Noch aktueller: Woher nehmen wir nur die Zuversicht, das 1,5 Grad-Ziel des Pariser Klimaabkommens einhalten zu können, wenn es uns nicht gelingt, eine ausreichende Grundlage für eine weltweite Kooperation zu schaffen? Gerade in diesen Tagen erfahren wir – ganz nebenbei – aus dem neuesten Bericht des Weltklimarates, dass bis zum Ende dieses Jahrzehnts Entscheidendes passieren müsse, denn 2030 schließt sich das Zeitfenster zur Einhaltung dieses für den Planeten überlebenswichtigen Ziels.
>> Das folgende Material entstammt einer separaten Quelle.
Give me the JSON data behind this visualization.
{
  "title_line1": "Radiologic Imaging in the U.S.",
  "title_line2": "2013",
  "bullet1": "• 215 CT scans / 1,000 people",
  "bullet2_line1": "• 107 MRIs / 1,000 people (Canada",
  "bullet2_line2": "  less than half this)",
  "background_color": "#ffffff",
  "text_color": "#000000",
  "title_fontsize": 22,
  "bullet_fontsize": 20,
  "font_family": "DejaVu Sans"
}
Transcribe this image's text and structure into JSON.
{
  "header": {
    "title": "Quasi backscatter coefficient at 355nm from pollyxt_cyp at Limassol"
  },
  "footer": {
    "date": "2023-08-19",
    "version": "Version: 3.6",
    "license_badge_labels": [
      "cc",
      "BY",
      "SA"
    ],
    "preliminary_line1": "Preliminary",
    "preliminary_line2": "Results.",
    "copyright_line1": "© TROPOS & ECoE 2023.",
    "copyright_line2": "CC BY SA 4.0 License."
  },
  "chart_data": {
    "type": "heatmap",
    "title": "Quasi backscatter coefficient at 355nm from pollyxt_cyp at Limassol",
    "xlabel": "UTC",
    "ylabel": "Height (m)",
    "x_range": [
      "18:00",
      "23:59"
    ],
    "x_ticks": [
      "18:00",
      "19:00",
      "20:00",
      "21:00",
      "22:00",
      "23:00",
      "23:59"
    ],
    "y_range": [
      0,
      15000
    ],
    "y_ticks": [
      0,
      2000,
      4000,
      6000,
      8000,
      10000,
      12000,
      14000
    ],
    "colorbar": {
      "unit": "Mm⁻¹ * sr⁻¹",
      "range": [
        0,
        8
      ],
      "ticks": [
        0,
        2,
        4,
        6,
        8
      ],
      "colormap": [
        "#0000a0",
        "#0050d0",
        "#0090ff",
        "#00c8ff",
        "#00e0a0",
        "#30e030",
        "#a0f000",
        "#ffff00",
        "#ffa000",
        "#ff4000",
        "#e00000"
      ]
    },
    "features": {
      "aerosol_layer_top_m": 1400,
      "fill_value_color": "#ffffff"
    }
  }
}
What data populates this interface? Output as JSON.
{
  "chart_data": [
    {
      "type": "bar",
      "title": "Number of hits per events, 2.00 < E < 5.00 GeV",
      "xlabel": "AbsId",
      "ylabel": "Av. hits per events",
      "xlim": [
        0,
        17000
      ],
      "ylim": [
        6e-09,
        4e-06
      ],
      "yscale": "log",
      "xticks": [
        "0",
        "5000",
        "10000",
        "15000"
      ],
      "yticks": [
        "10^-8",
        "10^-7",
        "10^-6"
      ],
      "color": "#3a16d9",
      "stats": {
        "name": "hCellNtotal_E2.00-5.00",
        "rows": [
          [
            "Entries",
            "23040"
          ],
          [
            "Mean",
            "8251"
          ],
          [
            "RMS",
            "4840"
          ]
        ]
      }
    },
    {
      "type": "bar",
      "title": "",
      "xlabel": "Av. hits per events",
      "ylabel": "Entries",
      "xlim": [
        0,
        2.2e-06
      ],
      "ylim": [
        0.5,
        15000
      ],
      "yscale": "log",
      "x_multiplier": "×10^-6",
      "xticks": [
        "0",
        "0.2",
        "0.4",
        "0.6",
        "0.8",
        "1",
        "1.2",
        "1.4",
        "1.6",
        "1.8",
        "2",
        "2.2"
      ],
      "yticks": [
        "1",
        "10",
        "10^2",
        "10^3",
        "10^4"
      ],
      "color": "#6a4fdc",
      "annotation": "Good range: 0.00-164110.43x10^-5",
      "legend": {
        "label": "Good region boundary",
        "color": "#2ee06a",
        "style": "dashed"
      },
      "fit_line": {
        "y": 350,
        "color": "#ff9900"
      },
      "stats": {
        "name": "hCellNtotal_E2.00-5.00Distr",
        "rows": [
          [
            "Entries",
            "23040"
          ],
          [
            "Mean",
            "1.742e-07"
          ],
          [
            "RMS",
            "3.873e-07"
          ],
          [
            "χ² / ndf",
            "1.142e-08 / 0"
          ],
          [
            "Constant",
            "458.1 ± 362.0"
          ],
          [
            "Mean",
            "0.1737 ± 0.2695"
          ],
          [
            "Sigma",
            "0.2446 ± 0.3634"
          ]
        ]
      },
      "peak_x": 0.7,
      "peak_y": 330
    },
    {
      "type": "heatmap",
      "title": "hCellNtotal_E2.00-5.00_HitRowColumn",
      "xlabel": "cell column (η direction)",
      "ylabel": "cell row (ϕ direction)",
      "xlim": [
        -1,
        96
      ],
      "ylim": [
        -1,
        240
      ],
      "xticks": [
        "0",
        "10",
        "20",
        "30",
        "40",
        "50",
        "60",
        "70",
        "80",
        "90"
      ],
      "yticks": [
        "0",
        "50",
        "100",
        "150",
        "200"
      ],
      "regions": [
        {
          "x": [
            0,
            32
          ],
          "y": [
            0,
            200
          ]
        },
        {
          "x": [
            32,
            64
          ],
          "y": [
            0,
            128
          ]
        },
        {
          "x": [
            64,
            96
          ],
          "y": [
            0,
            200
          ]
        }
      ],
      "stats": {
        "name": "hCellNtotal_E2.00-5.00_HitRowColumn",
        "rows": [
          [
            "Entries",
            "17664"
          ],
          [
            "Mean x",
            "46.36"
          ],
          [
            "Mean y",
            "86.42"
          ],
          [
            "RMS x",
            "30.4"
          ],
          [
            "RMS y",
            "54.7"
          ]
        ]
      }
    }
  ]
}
Ob globale Friedenssicherung, Klimakrise oder soziale Gerechtigkeit: Sie alle erfordern Einigkeit über gemeinsame Werte und darüber, dass sie die zentralen Menschheitsaufgaben sind, die nur gemeinsam – durch lösungsorientierte Verhandlungen aller Beteiligten auf Augenhöhe – und unter Verzicht auf Gewaltandrohung angegangen werden können. Das wäre eine echte globale Zeitenwende!


 

Ingo Hofmann studierte Physik in München und war über drei Jahrzehnte im Raum Darmstadt-Frankfurt in der Forschung und als Hochschullehrer tätig. Er ist Vater von vier Kindern und lebt seit einigen Jahren in Potsdam, Brandenburg.